Skin barrier damage and the consequent release of self-peptides that play the role of autoantigens can lead to three activation pathways.9,32 In the first path, the epidermal autoantigens are presented by the dendritic cell to the naïve T cell. The naïve T cells can differentiate into Th2 cells through IL-4, IL-5, IL-13, and IL-31, and into Th1 cells through interferon (IFN) gamma.2,18,35 Of these two, in AD, Th2 cells play the main role. Activated Th2 cells stimulate the Eo through IL-5 and, through IL-4, they stimulate B cells which secrete excessive amounts of IgE autoantibodies.3234,36,37 These IgE autoantibodies get attached to the MC membrane, as well as the epidermal self-peptides, through the second activation pathway, leading to MC degranulation and histamine release.15,31 Histamine and IL-31, also secreted by Th2 cells, act on the nervous fibers, producing pruritus.9 In the third activation pathway, the self-peptides act on the skin T cells, producing a cytotoxic reaction.28,32 Because of the skin damage, the keratinocytes secrete IL-33, which stimulates the innate immune response.
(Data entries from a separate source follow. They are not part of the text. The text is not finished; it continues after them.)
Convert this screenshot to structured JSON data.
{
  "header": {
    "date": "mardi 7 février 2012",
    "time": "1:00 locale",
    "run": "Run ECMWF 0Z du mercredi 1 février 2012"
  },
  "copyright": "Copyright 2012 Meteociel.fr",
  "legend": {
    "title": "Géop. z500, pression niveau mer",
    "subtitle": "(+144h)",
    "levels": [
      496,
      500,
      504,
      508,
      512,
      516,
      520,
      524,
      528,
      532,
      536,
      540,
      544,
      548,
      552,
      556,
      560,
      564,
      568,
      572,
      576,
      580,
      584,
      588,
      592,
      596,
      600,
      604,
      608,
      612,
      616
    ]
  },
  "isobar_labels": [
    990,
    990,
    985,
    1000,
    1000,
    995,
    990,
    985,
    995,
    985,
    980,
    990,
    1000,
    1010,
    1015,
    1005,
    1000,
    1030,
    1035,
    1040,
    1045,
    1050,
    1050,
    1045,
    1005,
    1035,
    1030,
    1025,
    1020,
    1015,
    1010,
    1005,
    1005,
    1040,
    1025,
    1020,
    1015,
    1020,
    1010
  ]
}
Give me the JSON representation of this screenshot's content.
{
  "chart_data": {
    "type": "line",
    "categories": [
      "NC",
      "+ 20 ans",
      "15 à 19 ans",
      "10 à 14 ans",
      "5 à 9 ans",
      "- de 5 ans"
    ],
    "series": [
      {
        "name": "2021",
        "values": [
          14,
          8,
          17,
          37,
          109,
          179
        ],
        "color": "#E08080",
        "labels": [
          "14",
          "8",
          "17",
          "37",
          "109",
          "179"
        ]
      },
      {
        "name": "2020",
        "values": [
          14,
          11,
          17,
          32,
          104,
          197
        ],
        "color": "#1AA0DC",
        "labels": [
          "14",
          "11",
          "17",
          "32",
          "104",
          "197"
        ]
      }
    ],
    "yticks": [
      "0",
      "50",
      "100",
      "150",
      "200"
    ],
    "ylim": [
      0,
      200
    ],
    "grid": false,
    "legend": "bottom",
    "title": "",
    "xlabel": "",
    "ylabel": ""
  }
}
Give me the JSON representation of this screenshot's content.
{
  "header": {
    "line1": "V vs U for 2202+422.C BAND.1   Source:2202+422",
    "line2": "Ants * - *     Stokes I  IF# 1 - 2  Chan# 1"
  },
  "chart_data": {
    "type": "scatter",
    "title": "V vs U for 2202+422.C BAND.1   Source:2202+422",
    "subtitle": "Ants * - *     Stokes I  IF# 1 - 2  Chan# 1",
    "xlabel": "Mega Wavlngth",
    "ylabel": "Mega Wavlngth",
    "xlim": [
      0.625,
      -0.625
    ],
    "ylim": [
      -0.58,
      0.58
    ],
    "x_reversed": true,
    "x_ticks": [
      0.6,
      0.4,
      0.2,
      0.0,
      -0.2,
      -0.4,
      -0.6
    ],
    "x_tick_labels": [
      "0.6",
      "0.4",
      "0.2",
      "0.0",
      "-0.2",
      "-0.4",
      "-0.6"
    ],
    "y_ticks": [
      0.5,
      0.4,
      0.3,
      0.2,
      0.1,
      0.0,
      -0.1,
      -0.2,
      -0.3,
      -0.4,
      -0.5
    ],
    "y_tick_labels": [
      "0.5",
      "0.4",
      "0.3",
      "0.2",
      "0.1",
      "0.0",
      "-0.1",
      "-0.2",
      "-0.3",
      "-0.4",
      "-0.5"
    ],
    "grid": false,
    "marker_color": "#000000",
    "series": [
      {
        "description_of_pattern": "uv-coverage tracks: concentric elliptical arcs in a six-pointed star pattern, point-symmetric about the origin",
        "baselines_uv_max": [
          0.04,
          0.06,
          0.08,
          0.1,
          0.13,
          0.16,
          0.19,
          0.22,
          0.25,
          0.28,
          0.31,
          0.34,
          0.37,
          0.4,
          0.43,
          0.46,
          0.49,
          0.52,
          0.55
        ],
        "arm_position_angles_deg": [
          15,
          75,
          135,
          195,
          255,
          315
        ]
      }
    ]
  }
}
The interface of autoimmunity with AD is presented in Figure 1.

Figure 1 Interface of autoimmunity with atopic dermatitis.

Conclusions

AD is a chronic inflammation of the skin, manifested mainly by pruritus and dry skin, and is more prevalent in pediatric patients. Three major factors contribute to the pathogenesis of AD: damage of the skin barrier, disorders of the immune response, and imbalances of the skin microbiome—all based on genetic changes and influenced by environmental factors. Predominant activation of Th 2 cells, with the increase of Th 1, Th 17, and Th 22 subsets, promotes skin inflammation. Our study highlights the fact that an autoimmune component exists in the pathogenesis of AD, upheld by the association of other autoimmune conditions with AD and the similar clinical course of autoimmune diseases and AD.

Funding

This research received no external funding.

Conflicts of Interest

The authors declare no conflicts of interest.